Arc 3-3 Ch 12 - Inevitable

210 19 4
                                    

Seperti biasa. Kalau ada yang mengganjal atau ada kesalahan ketik, silakan langsung comment. Kalau bagian mengganjal, selama tidak spoiler dengan story, akan Author jawab.


============================================================


"Tidak. Mereka bukan dari Akadia. Kalau mereka tim penyerang kami, di dalam helm mereka ada sebuah barcode, nomor serial, dan simbol. Namun, tidak satu pun dari helm ini yang memilikinya. Mereka menyamar menjadi anggota kami."

Seorang laki-laki berambut hitam panjang dikuncir dengan gaya man bun dan dagu tajam, Marlien, mengatakannya dengan lantang. Dengan pandangan yang juga tajam, dia memeriksa helm dan jenazah yang ada di depannya. Kini, dia mengenakan pakaian kasual, celana jeans dan jaket kulit hitam.

Saat ini, kami berada di satu ruangan pada lantai 5 basemen dari Mal Haria Tomorrow. Ruangan ini berada di ujung lantai, cukup jauh dari elevator. Ruangan bercat dan lantai putih ini tidak memiliki apa pun selain jendela.

Di tengah ruangan, terdapat delapan jenazah yang masih utuh. Yah, utuh, kalau aku mengabaikan lubang di tubuh mereka. Dari delapan jenazah, hanya dua yang tidak mengenakan pakaian atau helm, yang dibunuh oleh Constel.

Di samping ruangan ada Shu En, Ibla yang menyamar mengenakan topeng silikon dengan mata dan rambut coklat generik, aku, dan seorang laki-laki.

Laki-laki di sampingku ini baru pertama kali muncul di gedung Intelijen, jadi Shu En menjaga jarak. Ibla pun tampak waspada dengannya. Bukan hanya mereka Marlien pun sesekali melihat ke belakang, ke laki-laki ini. Satu-satunya yang berdiri di sampingnya dengan tenang adalah Aku.

"Jadi, Tuan Sarru, apa Anda ada penjelasan?" Marlien berdiri dan berbalik, menghadap ke Ibla.

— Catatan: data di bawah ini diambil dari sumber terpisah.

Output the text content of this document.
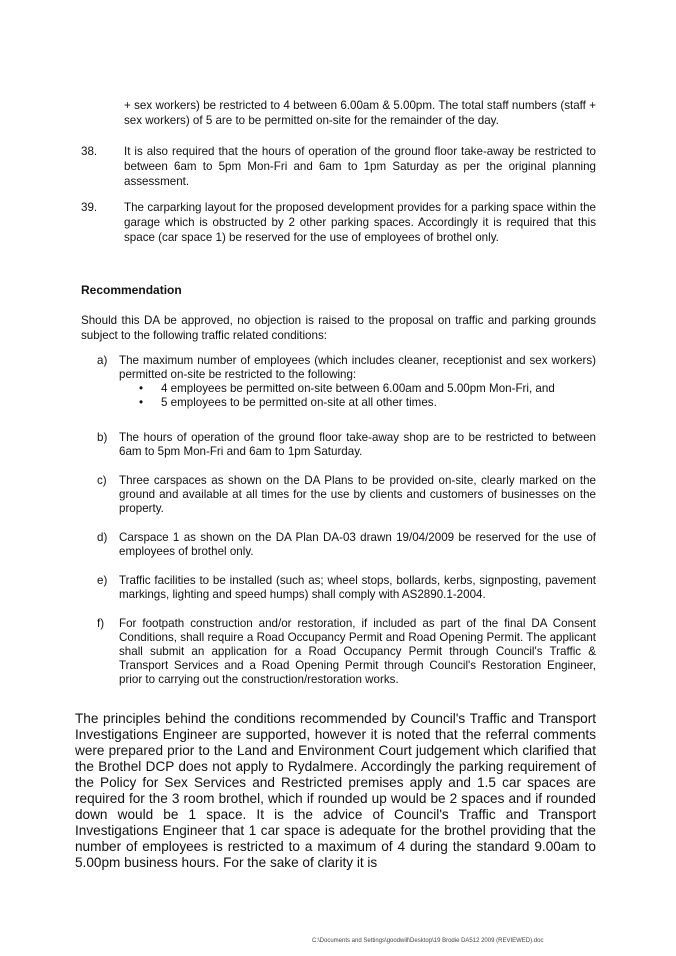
+ sex workers) be restricted to 4 between 6.00am & 5.00pm. The total staff numbers (staff + sex workers) of 5 are to be permitted on-site for the remainder of the day.
38. It is also required that the hours of operation of the ground floor take-away be restricted to between 6am to 5pm Mon-Fri and 6am to 1pm Saturday as per the original planning assessment.
39. The carparking layout for the proposed development provides for a parking space within the garage which is obstructed by 2 other parking spaces. Accordingly it is required that this space (car space 1) be reserved for the use of employees of brothel only.
Recommendation
Should this DA be approved, no objection is raised to the proposal on traffic and parking grounds subject to the following traffic related conditions:
a) The maximum number of employees (which includes cleaner, receptionist and sex workers) permitted on-site be restricted to the following:
• 4 employees be permitted on-site between 6.00am and 5.00pm Mon-Fri, and
• 5 employees to be permitted on-site at all other times.
b) The hours of operation of the ground floor take-away shop are to be restricted to between 6am to 5pm Mon-Fri and 6am to 1pm Saturday.
c) Three carspaces as shown on the DA Plans to be provided on-site, clearly marked on the ground and available at all times for the use by clients and customers of businesses on the property.
d) Carspace 1 as shown on the DA Plan DA-03 drawn 19/04/2009 be reserved for the use of employees of brothel only.
e) Traffic facilities to be installed (such as; wheel stops, bollards, kerbs, signposting, pavement markings, lighting and speed humps) shall comply with AS2890.1-2004.
f) For footpath construction and/or restoration, if included as part of the final DA Consent Conditions, shall require a Road Occupancy Permit and Road Opening Permit. The applicant shall submit an application for a Road Occupancy Permit through Council's Traffic & Transport Services and a Road Opening Permit through Council's Restoration Engineer, prior to carrying out the construction/restoration works.
The principles behind the conditions recommended by Council's Traffic and Transport Investigations Engineer are supported, however it is noted that the referral comments were prepared prior to the Land and Environment Court judgement which clarified that the Brothel DCP does not apply to Rydalmere. Accordingly the parking requirement of the Policy for Sex Services and Restricted premises apply and 1.5 car spaces are required for the 3 room brothel, which if rounded up would be 2 spaces and if rounded down would be 1 space. It is the advice of Council's Traffic and Transport Investigations Engineer that 1 car space is adequate for the brothel providing that the number of employees is restricted to a maximum of 4 during the standard 9.00am to 5.00pm business hours. For the sake of clarity it is
C:\Documents and Settings\goodwill\Desktop\19 Brodie DA512 2009 (REVIEWED).doc
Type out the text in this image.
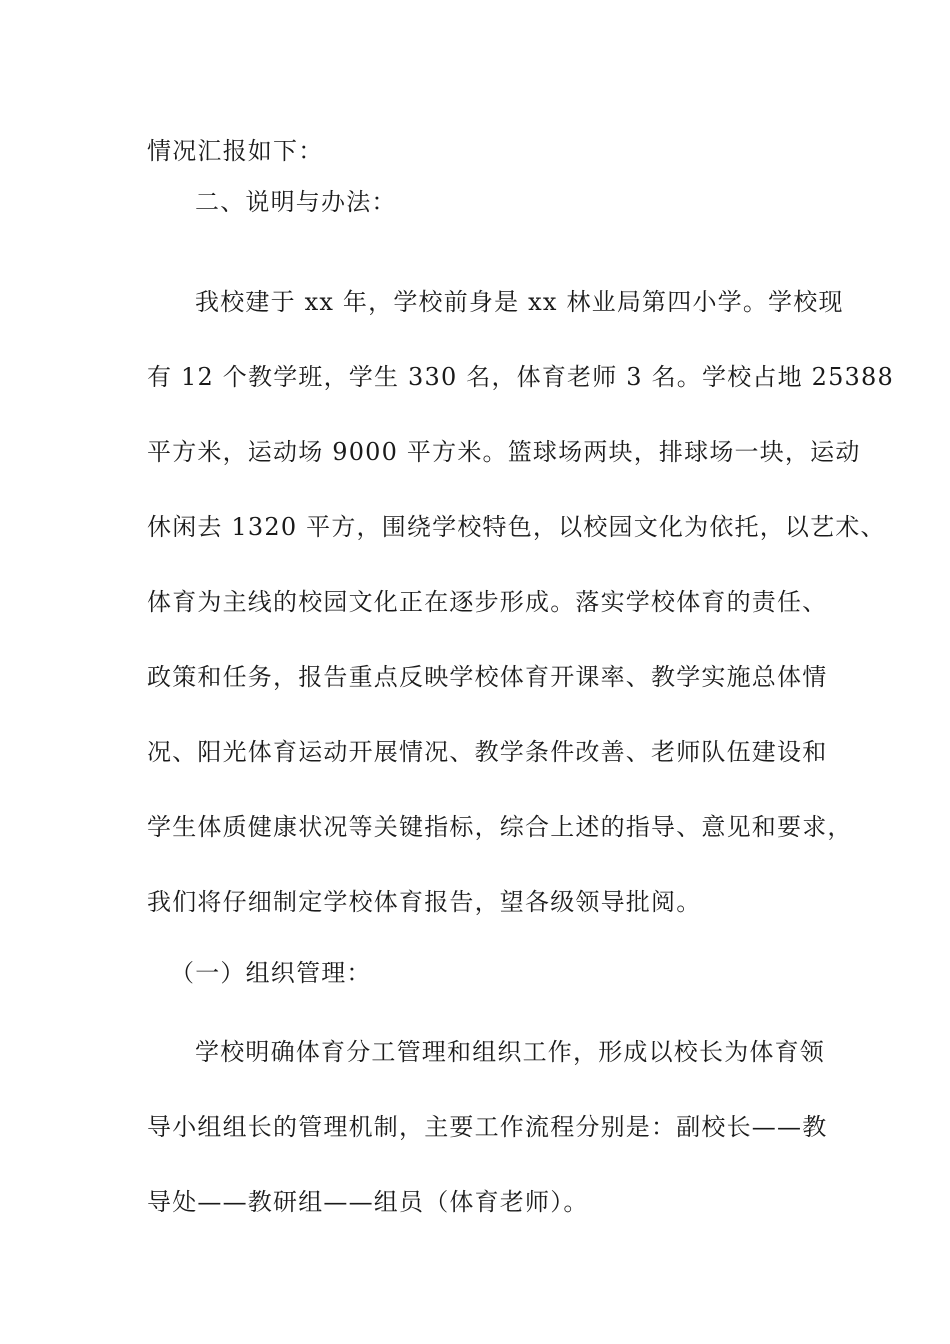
情况汇报如下：
二、说明与办法：
我校建于 xx 年，学校前身是 xx 林业局第四小学。学校现
有 12 个教学班，学生 330 名，体育老师 3 名。学校占地 25388
平方米，运动场 9000 平方米。篮球场两块，排球场一块，运动
休闲去 1320 平方，围绕学校特色，以校园文化为依托，以艺术、
体育为主线的校园文化正在逐步形成。落实学校体育的责任、
政策和任务，报告重点反映学校体育开课率、教学实施总体情
况、阳光体育运动开展情况、教学条件改善、老师队伍建设和
学生体质健康状况等关键指标，综合上述的指导、意见和要求，
我们将仔细制定学校体育报告，望各级领导批阅。
（一）组织管理：
学校明确体育分工管理和组织工作，形成以校长为体育领
导小组组长的管理机制，主要工作流程分别是：副校长——教
导处——教研组——组员（体育老师）。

"Saya tahu ini sulit dipercaya. Namun, percayalah, ini bukan perbuatan kami."

"Benarkah? Namun, senjata mereka tidak berkata demikian."

"Apakah Anda yakin?"

Marlien mengangkat satu pedang. Di lain pihak, Ibla masih tidak mau mengalah.

Memang, senjata yang digunakan oleh Sarru, yaitu aku, adalah senjata yang dapat menghilangkan pengendalian. Aku melakukannya dengan mencampurkan darahku pada proses penempaan atau sekedar mengoleskan darah.

Pengendalian ini memiliki efek pada orang maupun benda. Kalau ada orang selain aku menggunakannya, maka dia akan kehilangan pengendaliannya. Kalau benda ini ditusuk atau bersentuhan dengan benda lain, maka benda lain itu tidak akan bisa dikendalikan.

Namun, meski demikian, tidak ada yang bisa mengkonfirmasi fakta itu karena tidak ada yang mampu mengambil satu pun senjataku. Mereka hanya bisa mengumpulkan informasi dengan melihatku dari kejauhan. Oleh karena itu, fakta tersebut hanya menjadi rumor.

Saat ini, pihak lawan, Ukin dan sekutu, pasti menganggap yang mengirim orang-orang ini adalah Agade, menyamar menjadi Akadia. Mereka tidak mungkin tahu soal keberadaan barcode dan simbol di dalam helm, tapi mereka tahu pemilik senjata penghilang pengendalian adalah aku.

Jadi, kemungkinan, mereka berpikir Agade ingin agar lawan menyerang Akadia. Anggapan ini didasarkan pada asumsi ketika Akadia dan lawan bertarung, kedua belah pihak pasti mengalami kerusakan. Di saat itu, Agade bisa membersihkan tiga organisasi enam pilar sekaligus. Dengan demikian, saingan Agade di pasar gelap pun akan berkurang.

Dan, menurutku, asumsi ini juga telah menghinggapi Marlien dan Shu En. Hal ini akan membuat Akadia mengundurkan diri kalau aku tidak memutuskan kerja sama dengan Agade. Namun, jika Agade mundur, yang tersisa hanya Akadia di pihak intelijen. Dengan kata lain, pihak ketiga ini ingin melemahkan kekuatanku. Sebuah rencana yang cukup bagus. Menurutku.